Monday, 2 February 2009
Life going on.....
I am home from a day trip to commemorate my friend. Many people came from interstate, and we were joined in our mourning and in our remembrances of our dear friend who brought so much joy, richness and love to all our lives. It was truly significant to all present. Family and friends were able to select music or literature which they felt our friend had made special, and I was one of those so privileged. And two of my photos were used in the commemorative booklet. I hope that his dear family gained some consolation from this loving gathering.
My heart is still too full to describe it all and I am not sure that I want to do so, except to say none of us will ever forget it. Somehow I feel that I should keep this private, and 'ponder these things in my heart'.

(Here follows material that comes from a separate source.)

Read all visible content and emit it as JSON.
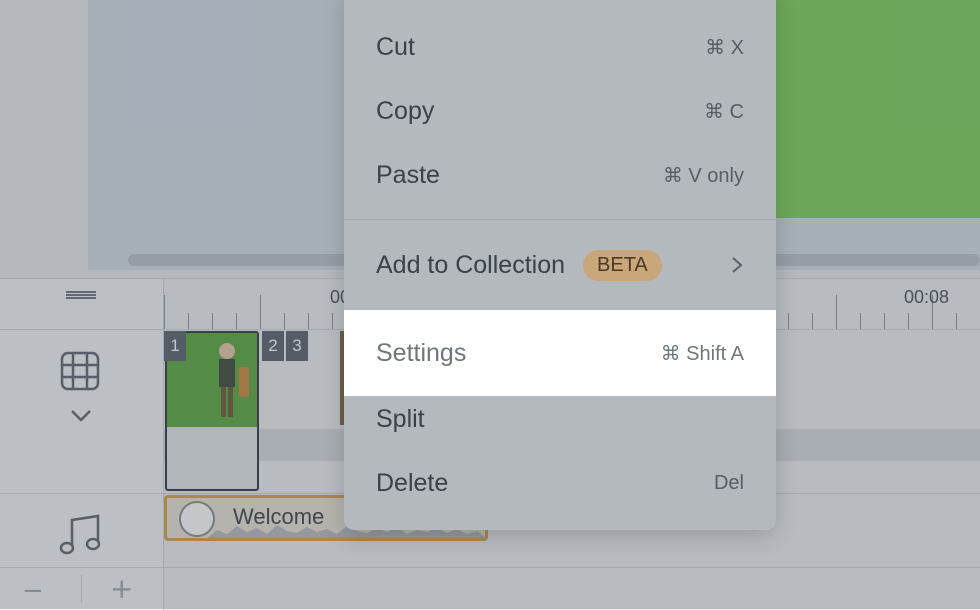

I feel very tired. I was unwell the previous night and day, and am not yet over it completely. Dr P looked after me well, and has been sympathetic, so I have not had to bear it all by myself. On the flight I had the company of another dear friend, and we have urged each other to keep hanging on to that perch...and to see more of each other. What is more precious than those we love? So I make resolutions to be good and loving towards family and friends, and to treasure them all. And not to repine about the unfairness of dear friends dying before their time - it just happens that way, alas, and why should any of us be exempt from grief and woe?
And is it not extraordinary how life does indeed go on? I've laughed at funny blogs, watched the tennis, read various books, and enjoyed them all. I have played a lot of my music CDs, the ones I find profoundly emotional, and they do express what I have been feeling. Especially Schubert.